Pasal 3 merupakan lanjutan pengajaran Paulus setelah ia menjelaskan kemunafikan dan etnosenrisme orang Yahudi. Secara garis besar, pasal 3 dapat dibagi menjadi 3 bagian, yaitu:
- Kesetiaan Allah terhadap orang Yahudi (ay 1-8)
Setelah Paulus mengatakan dalam pasal 2:28-29, bahwa orang Yahudi sejati ialah mereka yang disunat rohani, bukan secara harafiah. Paulus tidak bermaksud membatalkan sunat dengan pengertian bahwa sunat lahiriah adalah hal yang tidak penting. Menurut Paulus, sunat lahiriah adalah bagian penting dalam sebuah tradisi karena ada nilai yang terkandung di dalamnya (lih ulasan Roma 2). Sunat merupakan suatu tanda yang memiliki banyak sekali manfaat. Manfaat sunat dan kelebihan orang Yahudi di antaranya adalah:
Tanda bahwa mereka adalah umat Perjanjian. Perjanjian Allah dengan Abraham
dipilih sebagai umat Allah di mana Firman Allah dan hukum Taurat diberikan kepada mereka dipilih sebagai bangsa yang daripadanyalah Keselamatan/Mesias dilahirkan
Jadi kasih karunia dan anugerah yang diberikan Allah kepada mereka seharusnya membuat mereka tidak merasa diri paling penting bagi Allah, sehingga sikap dan rasa etnosentrisme itu nampak dalam tindakan mereka sehari-hari.

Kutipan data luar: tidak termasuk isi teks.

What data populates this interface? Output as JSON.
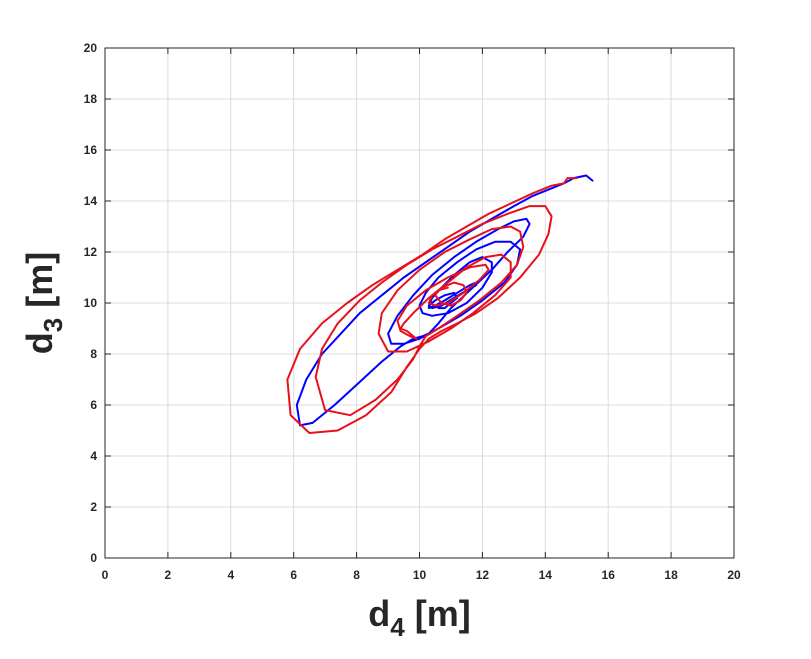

Tanda dan perjanjian Allah kepada orang Yahudi sebaiknya memberikan sebuah pemahaman dan kesadaran, bahwa anugerah dan kesetiaan Allah cukup menggerakkan mereka memiliki bukan hanya tanda (suat), tetapi memaknai tanda (sunat rohani) dalam hati setiap pribadi mereka.
Dalam keberdosaan orang Yahudi dan ketidaksetiaannya, Tuhan tetap menunjukkan kesetiaan Allah terhadap umat-Nya. Salah satu sifat Allah adalah “tidak berubah” kasih setia-Nya. Ketidakberubahan Allah dalam kekudusan-Nya membuat kita menyebutnya “yang benar”. Kata asli “yang benar” adalah “alethes”, bisa juga diterjemahkan sebagai “yang dapat dipercayai”. Dalah hal ini esensi Allah itu sendiri adalah “baik/benar”.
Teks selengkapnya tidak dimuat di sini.